La CDAP se réfère aux considérants de son arrêt. La Direction générale des immeubles et du patrimoine du canton de Vaud (DGIP) se réfère aux observations déposées en instance cantonale. La Municipalité d'Echichens et G.________ SA concluent au rejet du recours. L'Office fédéral du développement territorial (ARE) considère en substance que le maintien de la parcelle en zone constructible à l'issue de la révision de la planification communale apparaît admissible. L'Office fédéral de la culture (OFC) estime que la commune et le canton n'ont pas suffisamment pris en compte l'ISOS et que l'appréciation de la CDAP à ce sujet serait discutable. La commune et la constructrice d'une part, les recourants d'autre part ont ensuite persisté dans leurs conclusions respectives. Les parties ont encore produit de nouvelles observations, notamment sur la question de l'inclusion de la parcelle litigieuse dans la zone à bâtir dans le cadre de la nouvelle planification. L'ARE a lui aussi confirmé ses observations précédentes.
Considérant en droit :
1.
1.1. Dirigé contre une décision finale (art. 90 LTF) prise en dernière instance cantonale (art. 86 al. 1 let. d LTF) dans le domaine du droit public des constructions (art. 82 let. a LTF), le recours est en principe recevable comme recours en matière de droit public selon les art. 82 ss LTF, aucune des exceptions prévues à l'art. 83 LTF n'étant réalisée.
1.2. Les recourants, qui ont participé à la procédure devant la cour cantonale, sont tous propriétaires de parcelles directement voisines ou très proches du projet litigieux. Ils sont particulièrement touchés par l'arrêt attaqué et ont un intérêt digne de protection à en obtenir l'annulation. Ils disposent dès lors de la qualité pour recourir au sens de l'art. 89 al. 1 LTF. Les conclusions présentées sont recevables au regard de l'art. 107 LTF. Il convient donc d'entrer en matière.
1.3. Selon l'art. 99 al. 1 LTF, aucun fait nouveau ni preuve nouvelle ne peut être présenté à moins de résulter de la décision de l'autorité précédente.

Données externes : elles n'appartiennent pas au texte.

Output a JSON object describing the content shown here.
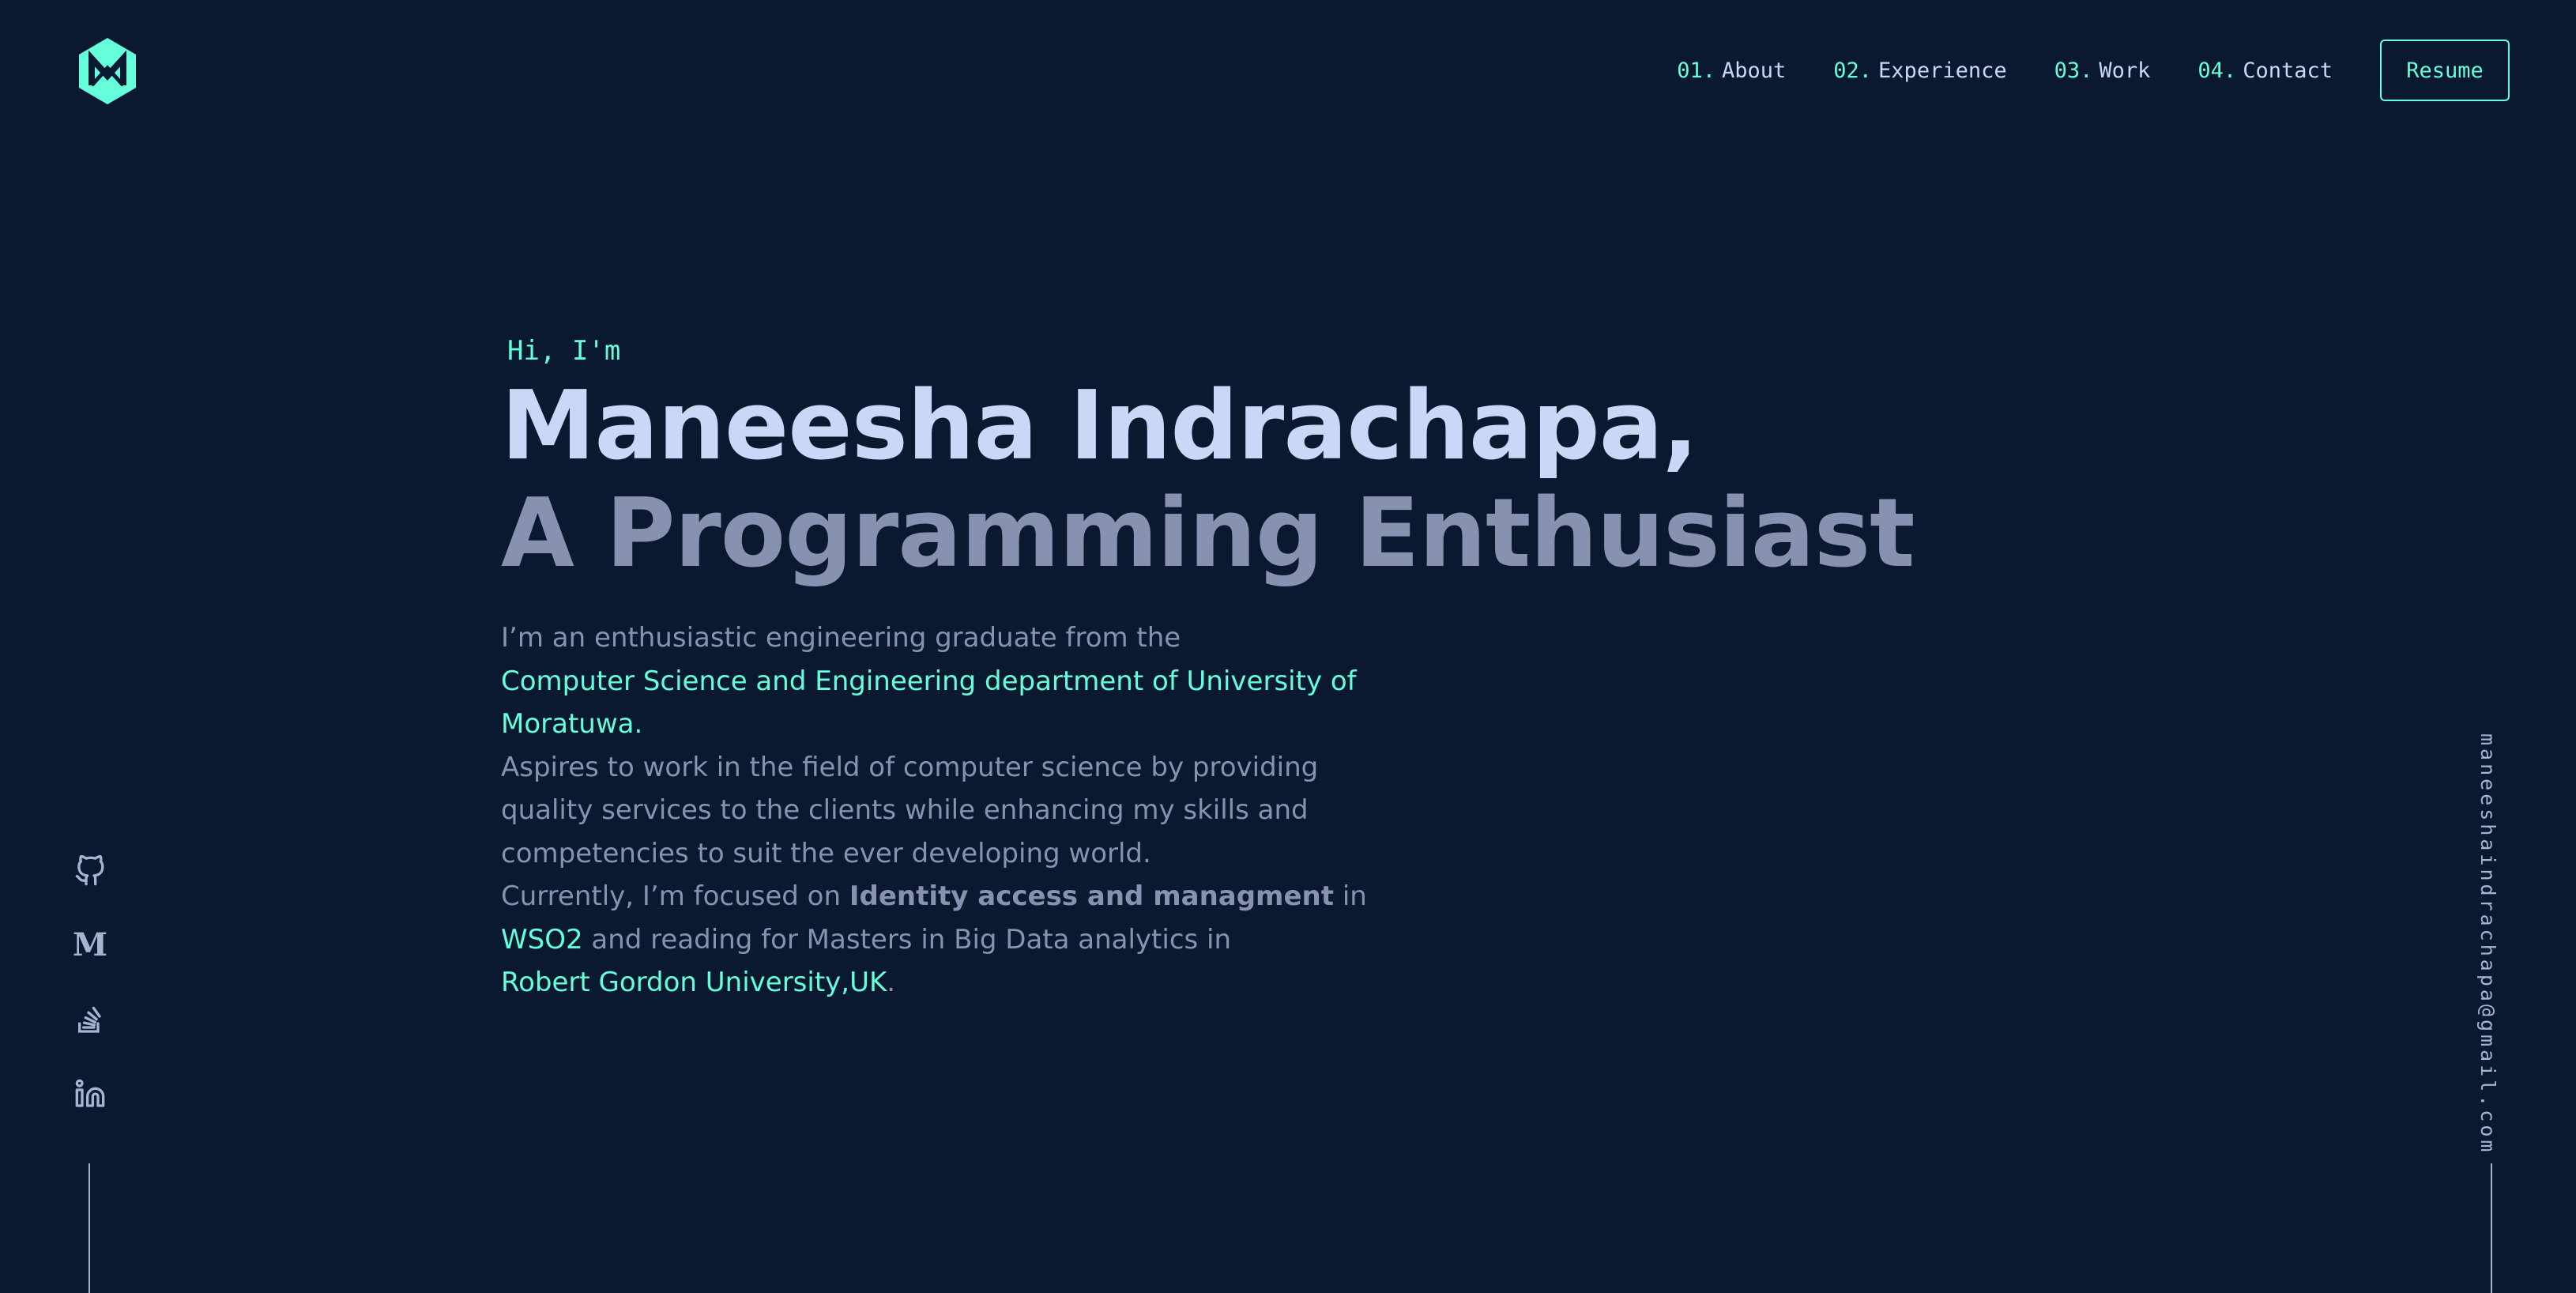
{
  "colors": {
    "background": "#0a192f",
    "accent": "#64ffda",
    "heading": "#ccd6f6",
    "text": "#8892b0"
  },
  "header": {
    "logo_icon": "hexagon-m-logo-icon",
    "nav": [
      {
        "num": "01.",
        "label": "About"
      },
      {
        "num": "02.",
        "label": "Experience"
      },
      {
        "num": "03.",
        "label": "Work"
      },
      {
        "num": "04.",
        "label": "Contact"
      }
    ],
    "resume_label": "Resume"
  },
  "hero": {
    "greeting": "Hi, I'm",
    "name": "Maneesha Indrachapa,",
    "tagline": "A Programming Enthusiast",
    "bio": {
      "l1": "I’m an enthusiastic engineering graduate from the",
      "l2": "Computer Science and Engineering department of University of",
      "l3": "Moratuwa.",
      "l4": "Aspires to work in the field of computer science by providing",
      "l5": "quality services to the clients while enhancing my skills and",
      "l6": "competencies to suit the ever developing world.",
      "l7a": "Currently, I’m focused on ",
      "l7b": "Identity access and managment",
      "l7c": " in",
      "l8a": "WSO2",
      "l8b": " and reading for Masters in Big Data analytics in",
      "l9a": "Robert Gordon University,UK",
      "l9b": "."
    }
  },
  "socials": [
    {
      "icon": "github-icon"
    },
    {
      "icon": "medium-icon",
      "glyph": "M"
    },
    {
      "icon": "stackoverflow-icon"
    },
    {
      "icon": "linkedin-icon"
    }
  ],
  "email": "maneeshaindrachapa@gmail.com"
}
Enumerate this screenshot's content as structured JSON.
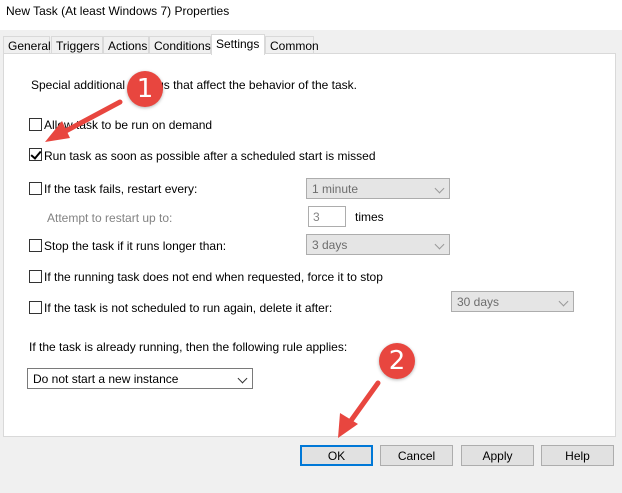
{
  "window": {
    "title": "New Task (At least Windows 7) Properties"
  },
  "tabs": [
    {
      "label": "General"
    },
    {
      "label": "Triggers"
    },
    {
      "label": "Actions"
    },
    {
      "label": "Conditions"
    },
    {
      "label": "Settings"
    },
    {
      "label": "Common"
    }
  ],
  "active_tab": "Settings",
  "settings": {
    "description": "Special additional settings that affect the behavior of the task.",
    "allow_on_demand": {
      "label": "Allow task to be run on demand",
      "checked": false
    },
    "run_asap": {
      "label": "Run task as soon as possible after a scheduled start is missed",
      "checked": true
    },
    "restart_on_fail": {
      "label": "If the task fails, restart every:",
      "checked": false,
      "value": "1 minute"
    },
    "restart_attempts": {
      "label": "Attempt to restart up to:",
      "value": "3",
      "unit": "times"
    },
    "stop_if_longer": {
      "label": "Stop the task if it runs longer than:",
      "checked": false,
      "value": "3 days"
    },
    "force_stop": {
      "label": "If the running task does not end when requested, force it to stop",
      "checked": false
    },
    "delete_after": {
      "label": "If the task is not scheduled to run again, delete it after:",
      "checked": false,
      "value": "30 days"
    },
    "running_rule_label": "If the task is already running, then the following rule applies:",
    "running_rule_value": "Do not start a new instance"
  },
  "buttons": {
    "ok": "OK",
    "cancel": "Cancel",
    "apply": "Apply",
    "help": "Help"
  },
  "annotations": [
    {
      "number": "1"
    },
    {
      "number": "2"
    }
  ],
  "colors": {
    "annotation": "#e8463f",
    "default_button_border": "#0078d7"
  }
}
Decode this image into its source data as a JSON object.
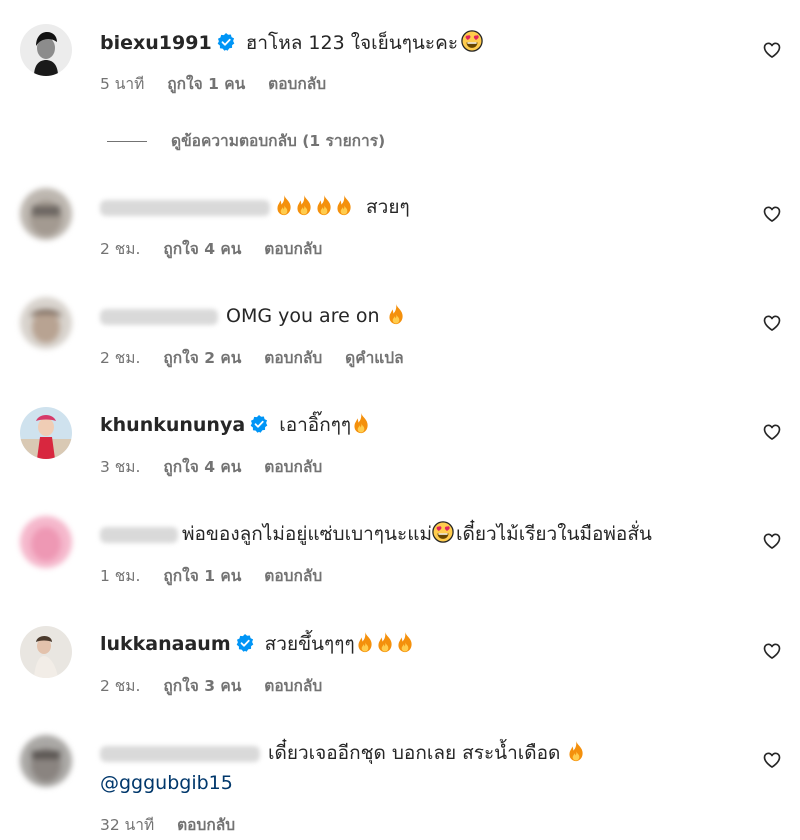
{
  "comments": [
    {
      "username": "biexu1991",
      "verified": true,
      "text": "ฮาโหล 123 ใจเย็นๆนะคะ",
      "time": "5 นาที",
      "likes": "ถูกใจ 1 คน",
      "reply": "ตอบกลับ"
    },
    {
      "username": "",
      "verified": false,
      "text": "สวยๆ",
      "time": "2 ชม.",
      "likes": "ถูกใจ 4 คน",
      "reply": "ตอบกลับ"
    },
    {
      "username": "",
      "verified": false,
      "text": "OMG you are on",
      "time": "2 ชม.",
      "likes": "ถูกใจ 2 คน",
      "reply": "ตอบกลับ",
      "translate": "ดูคำแปล"
    },
    {
      "username": "khunkununya",
      "verified": true,
      "text": "เอาอิ๊กๆๆ",
      "time": "3 ชม.",
      "likes": "ถูกใจ 4 คน",
      "reply": "ตอบกลับ"
    },
    {
      "username": "",
      "verified": false,
      "text_a": "พ่อของลูกไม่อยู่แซ่บเบาๆนะแม่",
      "text_b": "เดี๋ยวไม้เรียวในมือพ่อสั่น",
      "time": "1 ชม.",
      "likes": "ถูกใจ 1 คน",
      "reply": "ตอบกลับ"
    },
    {
      "username": "lukkanaaum",
      "verified": true,
      "text": "สวยขึ้นๆๆๆ",
      "time": "2 ชม.",
      "likes": "ถูกใจ 3 คน",
      "reply": "ตอบกลับ"
    },
    {
      "username": "",
      "verified": false,
      "text": "เดี๋ยวเจออีกชุด บอกเลย สระน้ำเดือด",
      "mention": "@gggubgib15",
      "time": "32 นาที",
      "reply": "ตอบกลับ"
    }
  ],
  "view_replies": "ดูข้อความตอบกลับ (1 รายการ)",
  "colors": {
    "text": "#262626",
    "meta": "#737373",
    "verified": "#0095f6",
    "mention": "#00376b"
  }
}
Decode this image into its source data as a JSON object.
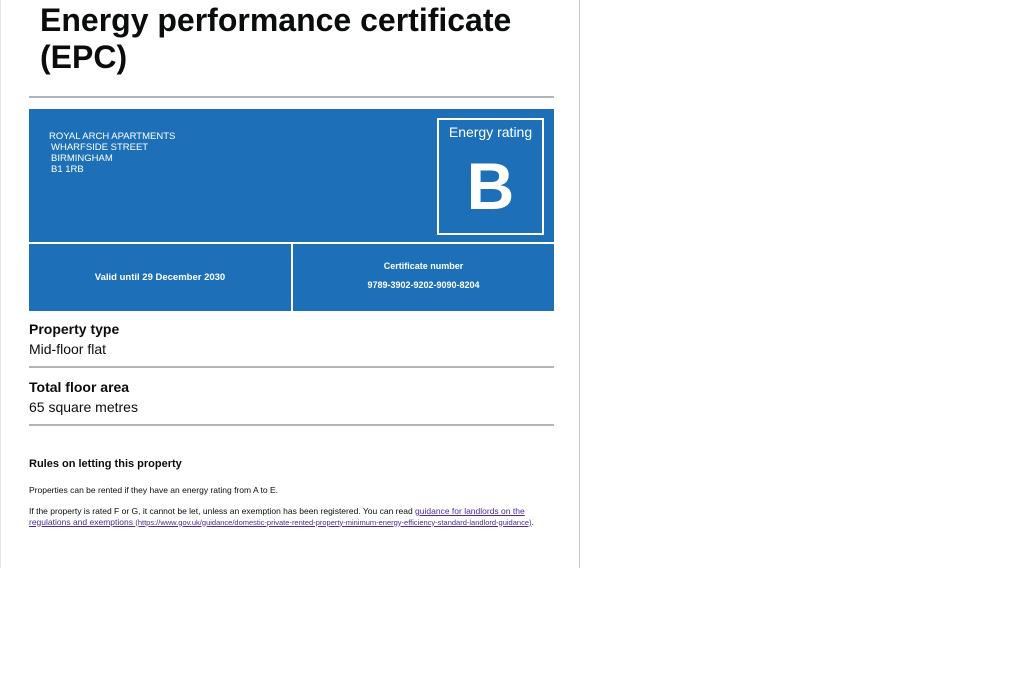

Cette dernière exception vise les faits qui sont rendus pertinents pour la première fois par la décision attaquée; peuvent notamment être introduits des faits nouveaux concernant le déroulement de la procédure devant l'instance précédente, afin d'en contester la régularité (par exemple une violation du droit d'être entendu lors de mesures probatoires) ou encore des faits postérieurs à l'arrêt attaqué permettant d'établir la recevabilité du recours (ATF 139 III 120 consid. 3.1.2; 136 III 123 consid. 4.4.3; arrêt 4A_434/2021 du 18 janvier 2022 consid. 2.2 et les références citées). En revanche, la partie recourante ne saurait introduire des faits ou moyens de preuve qu'elle a négligé de soumettre aux autorités cantonales (ATF 136 III 123 consid. 4.4.3), ou des preuves nouvelles concernant des arguments qui ont été régulièrement débattus devant l'instance précédente.
Au regard de ces principes, les recourants peuvent produire à l'appui de leur recours les pièces qui ont déjà été soumises à la cour cantonale, tels les extraits du guichet cartographique cantonal, lesquels peuvent en outre être considérés comme faits notoires (cf. ATF 143 IV 380 consid. 1.1; arrêt 1C_396/2022 du 7 juillet 2023 consid. 3.3). En revanche, l'ensemble de l'argumentation relative à la nouvelle planification communale n'a pas été discutée devant l'instance précédente. Les pièces produites à ce propos et les moyens soulevés à ce sujet sont dès lors irrecevables.
2.
Dans un grief d'ordre formel, les recourants reprochent à la cour cantonale de ne pas avoir donné suite à leurs offres de preuves. Ils demandaient la production du bilan des zones à bâtir et du potentiel constructible et d'augmentation de la population pour les quatre villages formant la commune, ainsi que le rapport 47 OAT du PPA de 2003. Ils ont par ailleurs requis la mise en oeuvre d'une expertise agro-pédologique afin d'établir la nature de SDA de la parcelle en cause. La cour cantonale s'est estimée suffisamment renseignée sur le vu du dossier, mais laisserait indécises plusieurs questions qui auraient pu être résolues en administrant les preuves requises.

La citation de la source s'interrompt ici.